= River Jordan, Liverpool =

River in Liverpool, United Kingdom

The River Jordan, Little Jordan or Otterspool Brook is a tributary of the River Mersey. It has now been culverted for most of the lower part of its course, which runs through Otterspool Park in Aigburth, Liverpool.

The river had two tributaries, the Upper and Lower Brooks. The Upper Brook rose near the playing fields in Wavertree, flowing past, and inspiring the name of, the Brook House pub. The Lower Brook had a source in Wavertree Botanic Gardens, where it rose in two ponds near Edge Lane; both branches joined in present-day Sefton Park before flowing through a series of natural cascades into the Otterspool, a creek on the Mersey shore.
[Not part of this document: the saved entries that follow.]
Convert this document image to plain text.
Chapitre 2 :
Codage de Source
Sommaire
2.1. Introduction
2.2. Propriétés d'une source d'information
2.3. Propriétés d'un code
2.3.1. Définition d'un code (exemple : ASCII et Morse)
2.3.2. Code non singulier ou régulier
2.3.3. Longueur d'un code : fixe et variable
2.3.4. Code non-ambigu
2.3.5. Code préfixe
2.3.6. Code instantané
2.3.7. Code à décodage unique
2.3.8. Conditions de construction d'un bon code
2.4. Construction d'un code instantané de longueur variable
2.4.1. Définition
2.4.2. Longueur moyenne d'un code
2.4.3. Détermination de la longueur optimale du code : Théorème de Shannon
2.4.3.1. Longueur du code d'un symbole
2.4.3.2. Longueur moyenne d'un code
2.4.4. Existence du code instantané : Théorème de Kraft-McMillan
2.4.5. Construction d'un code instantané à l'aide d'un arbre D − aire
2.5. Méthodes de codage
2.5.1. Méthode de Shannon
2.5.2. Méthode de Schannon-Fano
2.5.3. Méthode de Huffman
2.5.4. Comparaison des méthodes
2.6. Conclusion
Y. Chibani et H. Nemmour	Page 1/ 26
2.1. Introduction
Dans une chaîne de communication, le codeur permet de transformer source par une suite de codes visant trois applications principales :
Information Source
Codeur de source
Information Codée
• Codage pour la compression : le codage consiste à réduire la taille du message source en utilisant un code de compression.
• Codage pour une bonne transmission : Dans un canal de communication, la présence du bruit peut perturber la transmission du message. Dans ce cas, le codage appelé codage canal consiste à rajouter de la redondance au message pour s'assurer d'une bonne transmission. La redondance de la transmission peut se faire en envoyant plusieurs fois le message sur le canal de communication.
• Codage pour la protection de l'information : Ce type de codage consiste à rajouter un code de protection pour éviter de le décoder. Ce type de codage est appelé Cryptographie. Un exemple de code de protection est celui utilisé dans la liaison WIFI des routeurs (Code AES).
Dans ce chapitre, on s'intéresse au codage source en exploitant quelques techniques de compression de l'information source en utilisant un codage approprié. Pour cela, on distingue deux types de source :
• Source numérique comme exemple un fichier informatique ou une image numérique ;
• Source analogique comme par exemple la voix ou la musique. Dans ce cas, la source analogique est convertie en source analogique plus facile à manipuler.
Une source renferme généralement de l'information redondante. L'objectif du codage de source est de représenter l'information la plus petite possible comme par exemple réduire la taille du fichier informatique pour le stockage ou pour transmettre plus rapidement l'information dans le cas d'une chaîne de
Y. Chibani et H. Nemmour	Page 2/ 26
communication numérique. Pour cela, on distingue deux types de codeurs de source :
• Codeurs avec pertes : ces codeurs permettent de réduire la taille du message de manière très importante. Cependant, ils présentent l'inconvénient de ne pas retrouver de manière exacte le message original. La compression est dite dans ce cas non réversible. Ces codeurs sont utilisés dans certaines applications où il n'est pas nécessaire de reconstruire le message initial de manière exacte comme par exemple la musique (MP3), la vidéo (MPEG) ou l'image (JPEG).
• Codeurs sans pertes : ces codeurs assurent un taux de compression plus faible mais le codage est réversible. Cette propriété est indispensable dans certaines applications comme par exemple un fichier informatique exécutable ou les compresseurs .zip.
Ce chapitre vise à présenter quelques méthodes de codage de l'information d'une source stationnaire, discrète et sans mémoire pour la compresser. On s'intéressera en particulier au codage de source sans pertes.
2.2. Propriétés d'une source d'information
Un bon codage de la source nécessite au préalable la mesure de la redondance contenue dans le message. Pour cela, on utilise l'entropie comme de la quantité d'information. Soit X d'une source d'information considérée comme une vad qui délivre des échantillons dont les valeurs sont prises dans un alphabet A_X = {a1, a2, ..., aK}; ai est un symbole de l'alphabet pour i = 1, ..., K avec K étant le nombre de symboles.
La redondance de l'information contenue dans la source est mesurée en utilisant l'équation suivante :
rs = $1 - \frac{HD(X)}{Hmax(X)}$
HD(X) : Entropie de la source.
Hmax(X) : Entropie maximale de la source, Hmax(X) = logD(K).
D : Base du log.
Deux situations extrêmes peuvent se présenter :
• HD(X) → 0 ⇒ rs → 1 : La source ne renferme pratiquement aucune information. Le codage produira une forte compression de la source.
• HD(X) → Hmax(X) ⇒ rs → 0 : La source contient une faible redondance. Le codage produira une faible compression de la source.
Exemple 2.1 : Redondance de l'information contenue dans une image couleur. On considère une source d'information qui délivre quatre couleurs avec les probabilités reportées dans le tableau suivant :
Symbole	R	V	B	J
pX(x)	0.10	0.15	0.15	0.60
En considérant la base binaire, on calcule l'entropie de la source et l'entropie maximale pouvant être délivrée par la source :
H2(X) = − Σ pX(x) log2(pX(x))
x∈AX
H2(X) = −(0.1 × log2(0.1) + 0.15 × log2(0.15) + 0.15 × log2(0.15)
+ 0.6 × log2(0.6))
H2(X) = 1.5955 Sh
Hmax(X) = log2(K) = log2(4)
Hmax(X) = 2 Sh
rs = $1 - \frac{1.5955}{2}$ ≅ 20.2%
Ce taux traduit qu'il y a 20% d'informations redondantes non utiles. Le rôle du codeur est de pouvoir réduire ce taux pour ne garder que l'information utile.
The watercourse was recorded in the 13th century Chartulary of Whalley Abbey as the "Oskelesbrok", when it was described as forming the boundary of Toxteth, and flowing into "Oterpol".
The name, also written as "Haskelesbroc" and "Hoskellesbrok" in the period, may contain a reference to the Old Norse personal name Askell.

The brook later gained the name of the "River Jordan", probably during the 17th century when Toxteth Park was disparked and let as farmland. The first tenants were Puritan in religion and this has been suggested as the origin of the name "Jordan", as well as that of a nearby farm called "Jericho" and a rock called "David's Throne". Otterspool itself was one of the most important of the Mersey fisheries well into the 18th century, and was reputed to be the finest salmon fishery in the area.

The course of the river was changed radically in the 19th century, when housing developments and parks were laid out and much of the watercourse was incorporated into a series of ornamental water features. The Upper Brook was dammed in Greenbank Park to form a lake, and both it and the Lower Brook were channelled into the Boating Lake in Sefton Park. Below this point, the river is currently visible near the gates of Otterspool Park but has been culverted from that point, though many features of its valley are still visible in the park. The area of the river mouth is now part of the Otterspool Promenade, where the river's flow is now piped to the Mersey.